### Data Preprocessing

***DO NOT RUN THIS FILE***: It is used to generate edge list files which can be found in the data folder

**Synthetic Data:**

Creating 2 random synthetic graphs with 5000 nodes and 10000 edges:

- undirected
- directed

In [3]:
import networkx as nx

In [None]:
# PLEASE DONT RE-RUN

# undirected random graph

G1 = nx.gnm_random_graph(5000, 10000, seed=42)

nx.write_edgelist(G1, "rand_undir_graph_edgelist.txt", data=False)


In [None]:
# PLEASE DONT RE-RUN

# directed random graph

G2 = nx.gnm_random_graph(5000, 10000, directed=True, seed=42)

nx.write_edgelist(G2, "rand_dir_graph_edgelist.txt", data=False)

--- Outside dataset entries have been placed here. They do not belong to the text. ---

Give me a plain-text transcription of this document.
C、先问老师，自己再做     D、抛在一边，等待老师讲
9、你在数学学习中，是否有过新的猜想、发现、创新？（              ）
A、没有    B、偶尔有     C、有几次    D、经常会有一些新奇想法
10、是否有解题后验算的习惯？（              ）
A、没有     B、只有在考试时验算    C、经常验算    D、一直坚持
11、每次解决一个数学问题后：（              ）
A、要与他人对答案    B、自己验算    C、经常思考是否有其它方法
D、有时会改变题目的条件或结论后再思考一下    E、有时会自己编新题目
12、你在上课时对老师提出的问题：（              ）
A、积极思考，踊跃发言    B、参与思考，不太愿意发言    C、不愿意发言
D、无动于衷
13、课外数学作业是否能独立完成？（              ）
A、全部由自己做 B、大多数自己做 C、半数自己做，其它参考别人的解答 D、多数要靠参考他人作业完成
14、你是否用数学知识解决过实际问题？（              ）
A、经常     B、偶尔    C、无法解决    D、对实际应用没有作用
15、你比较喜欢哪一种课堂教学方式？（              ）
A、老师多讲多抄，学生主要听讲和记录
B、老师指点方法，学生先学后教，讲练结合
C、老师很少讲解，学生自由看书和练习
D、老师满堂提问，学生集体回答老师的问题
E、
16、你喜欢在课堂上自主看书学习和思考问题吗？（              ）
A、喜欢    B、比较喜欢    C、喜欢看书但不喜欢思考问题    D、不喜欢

**Real-world Data from the Paper**

Creating an edge list for the *Rome road network*

In [7]:
road_network = nx.DiGraph()  # directed graph

In [8]:
with open("../data/real-world-old/road-network-rome99.gr.txt") as f:
    for line in f:
        if line.startswith("a"):
            parts = line.split()
            u = int(parts[1])
            v = int(parts[2])
            w = float(parts[3])  # edge weight (distance)
            road_network.add_edge(u, v, weight=w)

In [9]:
print("Nodes:", road_network.number_of_nodes())
print("Edges:", road_network.number_of_edges())

Nodes: 3353
Edges: 8859


In [10]:
nx.write_edgelist(
    road_network,
    "road_network_rome99_edgelist.txt",  # new file
    data=['weight'],                      # include weights
    delimiter=' ',
)

Converting the .mat file to an edge list for the *Crawl network*

In [11]:
import scipy.io
import numpy as np
import scipy.sparse

In [None]:
# load  .mat file
mat_data = scipy.io.loadmat("../data/real-world-old/crawl-network-wb-cs-stanford.mat")

In [3]:
print(mat_data.keys())

dict_keys(['__header__', '__version__', '__globals__', 'Problem'])


In [None]:
# understand data types
problem = mat_data['Problem']

print(type(problem))
print(problem.dtype)

<class 'numpy.ndarray'>
[('name', 'O'), ('title', 'O'), ('A', 'O'), ('id', 'O'), ('date', 'O'), ('author', 'O'), ('ed', 'O'), ('kind', 'O'), ('notes', 'O')]


In [5]:
problem_struct = mat_data['Problem'][0,0]  # access the struct

In [None]:
adj = problem_struct['A']  # adjacency matrix
print(adj.shape)            
print(type(adj))

(9914, 9914)
<class 'scipy.sparse._csc.csc_array'>


In [14]:
adj_coo = adj.tocoo()  # convert to COO format

In [None]:
edge_list = np.vstack((adj_coo.row, adj_coo.col, adj_coo.data)).T
print(edge_list.shape)  


(36854, 3)


In [16]:
# save as a text file
np.savetxt(
    "crawl_network_edgelist.txt",
    edge_list,
    fmt=['%d', '%d', '%.6f'],
    delimiter=' '
)


Creating an edge list for the *Cite Network*

In [17]:
import scipy.io
import numpy as np
import scipy.sparse

In [18]:
# load  .mat file
mat_data = scipy.io.loadmat("../data/real-world-old/cite-network-Lederberg.mat")

In [19]:
print(mat_data.keys())

dict_keys(['__header__', '__version__', '__globals__', 'Problem'])


In [20]:
# understand data types
problem = mat_data['Problem']

print(type(problem))
print(problem.dtype)

<class 'numpy.ndarray'>
[('name', 'O'), ('title', 'O'), ('A', 'O'), ('id', 'O'), ('kind', 'O'), ('notes', 'O'), ('aux', 'O'), ('date', 'O'), ('author', 'O'), ('ed', 'O')]


In [21]:
problem_struct = mat_data['Problem'][0,0]  # access the struct
adj = problem_struct['A']  # adjacency matrix
print(adj.shape)            
print(type(adj))

(8843, 8843)
<class 'scipy.sparse._csc.csc_array'>


In [22]:
adj_coo = adj.tocoo()  # convert to COO format

In [23]:
edge_list = np.vstack((adj_coo.row, adj_coo.col, adj_coo.data)).T
print(edge_list.shape)

(41601, 3)


In [24]:
# save as a text file
np.savetxt(
    "cite_network_edgelist.txt",
    edge_list,
    fmt=['%d', '%d', '%.6f'],
    delimiter=' '
)